SCHOOL FUNDING COMPROMISE: Lawmakers on the conference committees for school funding met for the first time. The legislators’ task is to find an agreeable compromise on the amount of state funding for K-12 public schools. Democrats in control of the Senate proposed 4 percent, while Republicans in the House proposed 1.25 percent. Named as conference committee members were House Speaker Kraig Paulsen, R-Hiawatha, House Majority Leader Linda Upmeyer, R-Garner, Rep. Chuck Soderberg, R-LeMars, Rep. Patti Ruff, D-McGregor, and Rep. Sharon Steckman, D-Mason City, from the House; and Senate Majority Leader Mike Gronstal, D-Council Bluffs, Senate Minority Leader Bill Dix, R-Shell Rock, and Sens. Herman Quirmbach, D-Ames, Amy Sinclair, R-Allerton, and Tod Bowman, D-Maquoketa, from the Senate.

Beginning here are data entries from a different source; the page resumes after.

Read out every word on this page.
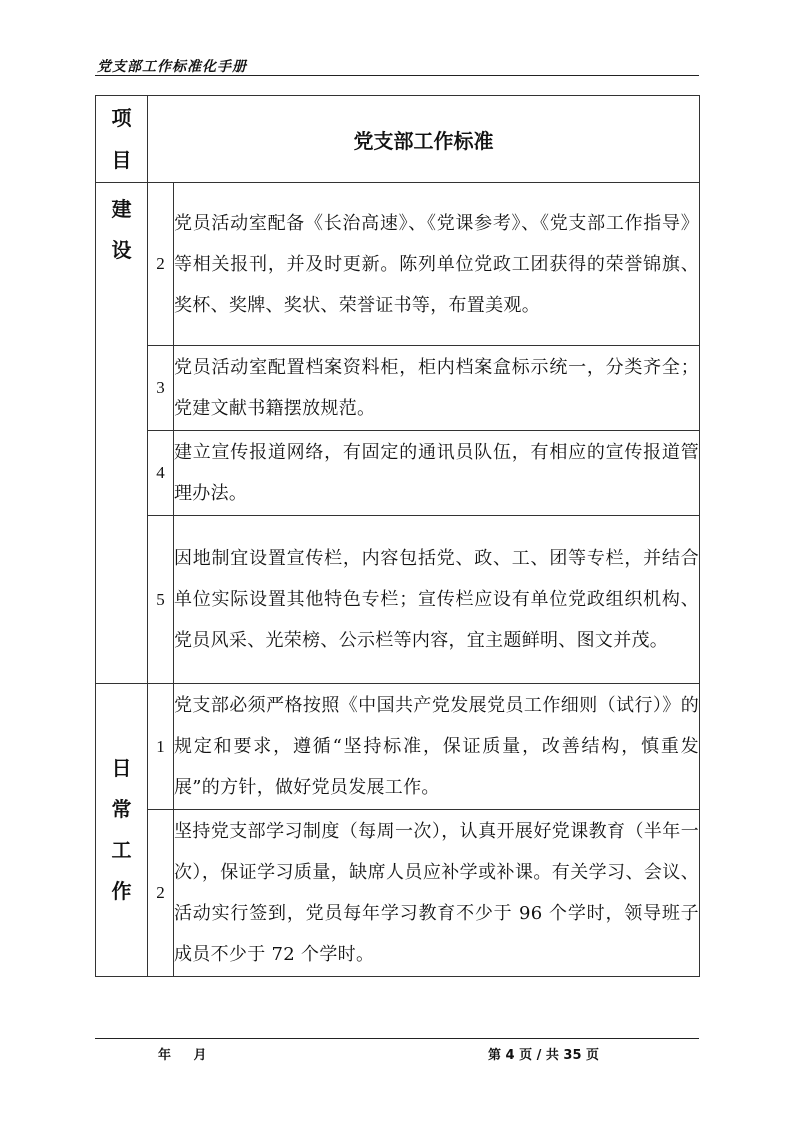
党支部工作标准化手册
项
目	党支部工作标准	

建
设	2	党员活动室配备《长治高速》、《党课参考》、《党支部工作指导》等相关报刊，并及时更新。陈列单位党政工团获得的荣誉锦旗、奖杯、奖牌、奖状、荣誉证书等，布置美观。
	3	党员活动室配置档案资料柜，柜内档案盒标示统一，分类齐全；党建文献书籍摆放规范。
	4	建立宣传报道网络，有固定的通讯员队伍，有相应的宣传报道管理办法。
	5	因地制宜设置宣传栏，内容包括党、政、工、团等专栏，并结合单位实际设置其他特色专栏；宣传栏应设有单位党政组织机构、党员风采、光荣榜、公示栏等内容，宜主题鲜明、图文并茂。

日
常
工
作	1	党支部必须严格按照《中国共产党发展党员工作细则（试行）》的规定和要求，遵循“坚持标准，保证质量，改善结构，慎重发展”的方针，做好党员发展工作。
	2	坚持党支部学习制度（每周一次），认真开展好党课教育（半年一次），保证学习质量，缺席人员应补学或补课。有关学习、会议、活动实行签到，党员每年学习教育不少于 96 个学时，领导班子成员不少于 72 个学时。
年 月	第 4 页 / 共 35 页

NO MINIMUM WAGE HIKE: Paulsen said he does not plan to call up the Senate’s proposal to increase the state’s minimum wage by $1 per hour to $8.75. Paulsen said there is not sufficient interest among House Republicans in the proposal, which was passed this week by Senate Democrats.
RUNOFF ELECTIONS: Members of the Senate State Government Committee agreed to revamp an Iowa election law that allows delegates to political party conventions to decide a nominee for public office in instances where there is an inconclusive primary in which no candidate received at least 35 percent of the popular vote. Senators approved Senate 10, which proposes to scrap the current system and establish a runoff election between the top vote-getters to decide the winner of a contested primary for offices at the federal, state or local levels. Under the proposed change, the top two vote-getters in a primary election that produces an inconclusive result will face each other in a runoff election to decide who wins their political party’s nomination. Senators expect to set the time span and other specifics about the new runoff system when the bill comes up for debate before the full Senate, said Sen. Jeff Danielson, D-Waterloo, the committee chairman.